What happens if I ignore my SBA EIDL?
Ignoring your SBA EIDL can result in serious financial and legal consequences. If you ignore your loan and show no intent to repay, the SBA may be able to seize your business and/or personal assets to recover your debt. The agency can also send you to the Department of the Treasury for collections. The Treasury can garnish your wages, withhold tax refunds and file a lawsuit against you in order to collect payment.
Does closing my business cancel my SBA EIDL?
No, closing your business does not cancel or forgive your SBA EIDL. You are still responsible for the debt under the terms of your loan agreement.
Can SBA EIDL debt be discharged in bankruptcy?
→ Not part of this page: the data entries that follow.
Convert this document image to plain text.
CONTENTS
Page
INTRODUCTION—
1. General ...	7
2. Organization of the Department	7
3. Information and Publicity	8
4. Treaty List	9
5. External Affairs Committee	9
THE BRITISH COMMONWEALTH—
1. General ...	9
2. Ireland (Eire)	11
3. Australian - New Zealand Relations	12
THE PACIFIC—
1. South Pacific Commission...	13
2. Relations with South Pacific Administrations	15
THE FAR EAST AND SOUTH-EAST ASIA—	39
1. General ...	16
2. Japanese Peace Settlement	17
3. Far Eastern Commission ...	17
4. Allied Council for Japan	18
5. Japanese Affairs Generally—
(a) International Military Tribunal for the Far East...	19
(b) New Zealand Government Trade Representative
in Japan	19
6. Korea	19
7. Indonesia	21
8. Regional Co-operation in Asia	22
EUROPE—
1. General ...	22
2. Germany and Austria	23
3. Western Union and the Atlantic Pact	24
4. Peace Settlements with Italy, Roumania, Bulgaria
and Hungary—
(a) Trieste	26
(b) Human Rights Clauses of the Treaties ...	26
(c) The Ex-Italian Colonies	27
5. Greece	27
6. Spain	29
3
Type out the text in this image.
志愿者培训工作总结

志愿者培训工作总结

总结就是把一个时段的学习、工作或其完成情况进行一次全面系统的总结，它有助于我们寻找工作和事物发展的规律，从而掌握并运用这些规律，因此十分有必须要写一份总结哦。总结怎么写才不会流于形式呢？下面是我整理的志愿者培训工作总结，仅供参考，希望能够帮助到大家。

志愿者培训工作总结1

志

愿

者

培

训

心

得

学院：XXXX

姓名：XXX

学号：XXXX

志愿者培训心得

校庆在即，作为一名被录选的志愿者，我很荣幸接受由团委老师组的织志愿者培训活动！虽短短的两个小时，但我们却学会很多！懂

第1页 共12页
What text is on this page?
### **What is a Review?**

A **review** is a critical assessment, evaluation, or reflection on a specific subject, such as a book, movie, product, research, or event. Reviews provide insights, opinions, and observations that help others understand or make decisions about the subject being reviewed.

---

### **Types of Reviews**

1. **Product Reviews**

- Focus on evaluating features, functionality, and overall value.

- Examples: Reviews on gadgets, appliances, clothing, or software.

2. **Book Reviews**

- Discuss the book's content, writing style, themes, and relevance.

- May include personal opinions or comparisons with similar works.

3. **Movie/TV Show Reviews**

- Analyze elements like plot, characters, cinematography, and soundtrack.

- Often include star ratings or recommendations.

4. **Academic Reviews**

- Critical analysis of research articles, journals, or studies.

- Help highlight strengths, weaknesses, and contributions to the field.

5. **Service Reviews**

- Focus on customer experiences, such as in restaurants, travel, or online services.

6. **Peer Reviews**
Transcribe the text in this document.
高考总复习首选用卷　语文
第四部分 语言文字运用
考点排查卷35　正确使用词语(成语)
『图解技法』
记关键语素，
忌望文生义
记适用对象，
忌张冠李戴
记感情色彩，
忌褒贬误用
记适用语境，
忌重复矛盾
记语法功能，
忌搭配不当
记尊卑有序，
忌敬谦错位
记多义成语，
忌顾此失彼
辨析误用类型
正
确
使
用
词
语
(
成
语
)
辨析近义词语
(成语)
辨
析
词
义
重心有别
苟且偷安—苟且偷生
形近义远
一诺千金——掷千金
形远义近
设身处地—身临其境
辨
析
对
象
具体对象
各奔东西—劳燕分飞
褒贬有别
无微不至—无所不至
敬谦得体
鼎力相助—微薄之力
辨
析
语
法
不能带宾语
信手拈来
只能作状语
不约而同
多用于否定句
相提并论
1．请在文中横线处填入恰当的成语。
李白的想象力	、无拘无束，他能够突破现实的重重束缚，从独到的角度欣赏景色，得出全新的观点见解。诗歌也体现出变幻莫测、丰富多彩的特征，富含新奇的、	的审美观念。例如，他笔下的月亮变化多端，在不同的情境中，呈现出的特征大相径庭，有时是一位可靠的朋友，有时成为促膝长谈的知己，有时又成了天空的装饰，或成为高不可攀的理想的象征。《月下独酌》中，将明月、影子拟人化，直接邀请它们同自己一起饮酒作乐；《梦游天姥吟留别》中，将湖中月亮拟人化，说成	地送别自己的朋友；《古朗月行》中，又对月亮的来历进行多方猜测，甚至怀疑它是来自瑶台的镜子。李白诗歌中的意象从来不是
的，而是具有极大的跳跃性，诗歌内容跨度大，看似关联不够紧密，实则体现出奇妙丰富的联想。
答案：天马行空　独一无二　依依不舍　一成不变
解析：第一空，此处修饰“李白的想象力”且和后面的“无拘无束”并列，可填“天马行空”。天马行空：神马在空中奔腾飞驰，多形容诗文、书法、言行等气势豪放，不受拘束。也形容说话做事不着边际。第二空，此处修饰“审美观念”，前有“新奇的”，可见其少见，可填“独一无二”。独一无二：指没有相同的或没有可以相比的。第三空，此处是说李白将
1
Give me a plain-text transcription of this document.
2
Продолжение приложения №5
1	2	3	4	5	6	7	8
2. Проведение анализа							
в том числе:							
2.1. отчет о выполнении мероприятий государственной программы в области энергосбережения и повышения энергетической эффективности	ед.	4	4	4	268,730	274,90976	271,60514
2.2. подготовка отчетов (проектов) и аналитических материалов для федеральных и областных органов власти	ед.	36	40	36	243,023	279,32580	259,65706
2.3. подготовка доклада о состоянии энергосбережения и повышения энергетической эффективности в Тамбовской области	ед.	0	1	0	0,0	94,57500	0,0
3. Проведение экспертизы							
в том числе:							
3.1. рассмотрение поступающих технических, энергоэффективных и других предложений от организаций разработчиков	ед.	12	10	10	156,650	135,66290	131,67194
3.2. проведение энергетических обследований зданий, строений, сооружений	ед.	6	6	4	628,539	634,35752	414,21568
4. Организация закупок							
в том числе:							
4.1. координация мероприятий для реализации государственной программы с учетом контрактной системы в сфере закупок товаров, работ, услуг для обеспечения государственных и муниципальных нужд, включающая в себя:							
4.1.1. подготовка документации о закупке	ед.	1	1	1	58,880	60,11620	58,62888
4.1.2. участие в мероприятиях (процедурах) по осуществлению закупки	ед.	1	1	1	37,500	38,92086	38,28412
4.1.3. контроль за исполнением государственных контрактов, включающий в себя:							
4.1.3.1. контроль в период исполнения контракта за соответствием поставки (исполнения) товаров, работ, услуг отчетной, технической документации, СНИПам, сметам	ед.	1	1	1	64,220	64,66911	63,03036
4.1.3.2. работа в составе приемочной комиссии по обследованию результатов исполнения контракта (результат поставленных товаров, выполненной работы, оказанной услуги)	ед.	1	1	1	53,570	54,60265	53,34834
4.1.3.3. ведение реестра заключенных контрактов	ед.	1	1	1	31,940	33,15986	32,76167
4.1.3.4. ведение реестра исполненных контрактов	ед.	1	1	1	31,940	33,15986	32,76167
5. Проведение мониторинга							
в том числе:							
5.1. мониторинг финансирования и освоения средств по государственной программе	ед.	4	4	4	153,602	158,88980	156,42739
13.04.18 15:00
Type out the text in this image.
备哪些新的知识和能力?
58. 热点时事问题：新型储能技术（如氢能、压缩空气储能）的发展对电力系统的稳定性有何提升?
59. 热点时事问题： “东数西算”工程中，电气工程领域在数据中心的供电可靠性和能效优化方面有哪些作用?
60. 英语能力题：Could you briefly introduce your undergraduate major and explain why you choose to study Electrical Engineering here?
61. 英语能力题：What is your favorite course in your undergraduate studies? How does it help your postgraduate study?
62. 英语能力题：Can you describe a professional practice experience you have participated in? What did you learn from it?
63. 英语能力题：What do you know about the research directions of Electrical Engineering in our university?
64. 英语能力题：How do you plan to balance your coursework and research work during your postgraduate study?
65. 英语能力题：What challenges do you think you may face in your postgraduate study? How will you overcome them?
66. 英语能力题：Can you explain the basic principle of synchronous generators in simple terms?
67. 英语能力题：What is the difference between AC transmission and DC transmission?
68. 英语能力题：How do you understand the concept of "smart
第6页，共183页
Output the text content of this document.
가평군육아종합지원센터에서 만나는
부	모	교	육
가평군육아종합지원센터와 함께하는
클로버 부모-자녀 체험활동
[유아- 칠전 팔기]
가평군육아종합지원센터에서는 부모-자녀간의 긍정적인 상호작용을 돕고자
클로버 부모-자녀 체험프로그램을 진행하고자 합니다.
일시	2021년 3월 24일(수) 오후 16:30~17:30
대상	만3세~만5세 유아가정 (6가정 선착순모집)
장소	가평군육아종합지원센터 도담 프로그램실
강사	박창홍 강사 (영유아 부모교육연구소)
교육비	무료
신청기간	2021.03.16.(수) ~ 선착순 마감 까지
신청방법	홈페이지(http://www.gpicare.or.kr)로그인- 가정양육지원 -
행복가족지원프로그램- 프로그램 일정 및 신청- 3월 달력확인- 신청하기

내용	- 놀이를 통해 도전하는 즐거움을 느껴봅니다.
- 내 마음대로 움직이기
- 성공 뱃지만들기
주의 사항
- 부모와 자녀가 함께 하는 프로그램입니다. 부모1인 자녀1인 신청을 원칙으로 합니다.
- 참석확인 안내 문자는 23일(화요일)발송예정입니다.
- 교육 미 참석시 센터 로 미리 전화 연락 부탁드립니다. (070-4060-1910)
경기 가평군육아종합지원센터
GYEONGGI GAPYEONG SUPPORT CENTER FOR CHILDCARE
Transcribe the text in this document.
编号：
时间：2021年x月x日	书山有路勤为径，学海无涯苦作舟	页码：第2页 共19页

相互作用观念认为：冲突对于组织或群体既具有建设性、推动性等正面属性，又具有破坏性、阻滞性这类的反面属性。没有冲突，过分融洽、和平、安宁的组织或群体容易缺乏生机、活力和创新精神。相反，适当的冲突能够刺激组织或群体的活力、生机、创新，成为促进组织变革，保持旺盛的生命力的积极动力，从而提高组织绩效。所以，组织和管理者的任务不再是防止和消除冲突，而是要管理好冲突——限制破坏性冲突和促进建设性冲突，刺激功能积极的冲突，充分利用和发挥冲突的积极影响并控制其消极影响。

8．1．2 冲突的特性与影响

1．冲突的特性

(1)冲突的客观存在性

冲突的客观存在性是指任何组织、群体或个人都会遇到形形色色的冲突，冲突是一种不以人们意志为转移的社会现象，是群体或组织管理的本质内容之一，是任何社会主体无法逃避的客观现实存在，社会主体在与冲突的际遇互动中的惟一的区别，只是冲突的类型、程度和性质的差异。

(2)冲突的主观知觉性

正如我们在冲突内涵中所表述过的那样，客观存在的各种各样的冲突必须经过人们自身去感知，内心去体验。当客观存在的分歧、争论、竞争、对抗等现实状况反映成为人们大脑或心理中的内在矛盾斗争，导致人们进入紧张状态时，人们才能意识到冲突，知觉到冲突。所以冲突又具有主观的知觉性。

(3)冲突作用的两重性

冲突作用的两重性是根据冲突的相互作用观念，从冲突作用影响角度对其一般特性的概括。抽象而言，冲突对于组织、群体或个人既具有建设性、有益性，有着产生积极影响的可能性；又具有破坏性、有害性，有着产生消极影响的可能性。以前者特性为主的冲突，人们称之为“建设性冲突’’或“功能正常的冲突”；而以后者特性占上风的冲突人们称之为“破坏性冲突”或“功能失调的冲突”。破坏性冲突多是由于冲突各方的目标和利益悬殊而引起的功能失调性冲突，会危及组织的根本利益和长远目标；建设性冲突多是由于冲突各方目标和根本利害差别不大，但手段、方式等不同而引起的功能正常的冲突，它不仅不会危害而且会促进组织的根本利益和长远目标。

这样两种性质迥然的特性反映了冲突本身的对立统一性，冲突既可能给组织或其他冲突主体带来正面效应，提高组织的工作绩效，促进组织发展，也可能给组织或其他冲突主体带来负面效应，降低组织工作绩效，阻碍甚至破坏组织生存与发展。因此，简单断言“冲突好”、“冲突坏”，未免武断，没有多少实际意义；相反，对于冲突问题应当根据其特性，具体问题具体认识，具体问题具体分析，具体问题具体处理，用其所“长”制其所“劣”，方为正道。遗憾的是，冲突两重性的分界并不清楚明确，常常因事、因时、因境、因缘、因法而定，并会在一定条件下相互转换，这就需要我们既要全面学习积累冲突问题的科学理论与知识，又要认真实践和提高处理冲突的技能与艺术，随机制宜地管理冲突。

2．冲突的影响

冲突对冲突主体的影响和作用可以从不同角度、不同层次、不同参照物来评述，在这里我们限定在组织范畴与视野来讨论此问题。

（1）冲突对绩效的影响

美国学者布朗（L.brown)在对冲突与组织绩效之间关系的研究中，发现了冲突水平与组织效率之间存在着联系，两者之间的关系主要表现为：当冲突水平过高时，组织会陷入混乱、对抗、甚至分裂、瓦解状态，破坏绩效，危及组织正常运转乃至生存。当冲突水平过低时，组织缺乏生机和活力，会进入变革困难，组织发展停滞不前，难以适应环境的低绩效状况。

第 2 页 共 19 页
Yes, it is possible for SBA EIDL debt to be discharged in bankruptcy. How the debt is treated, however, depends on the type of bankruptcy you file, your loan terms and whether you signed a personal guarantee.
What happens if I’m sent to collections over an SBA EIDL?
If you’re sent to Treasury collections over an SBA EIDL, you’ll incur a 30% collection fee, which is added to your loan balance. The Treasury will do everything in its power to collect repayment, including seizing assets, garnishing wages, withholding tax refunds and even filing a lawsuit against you.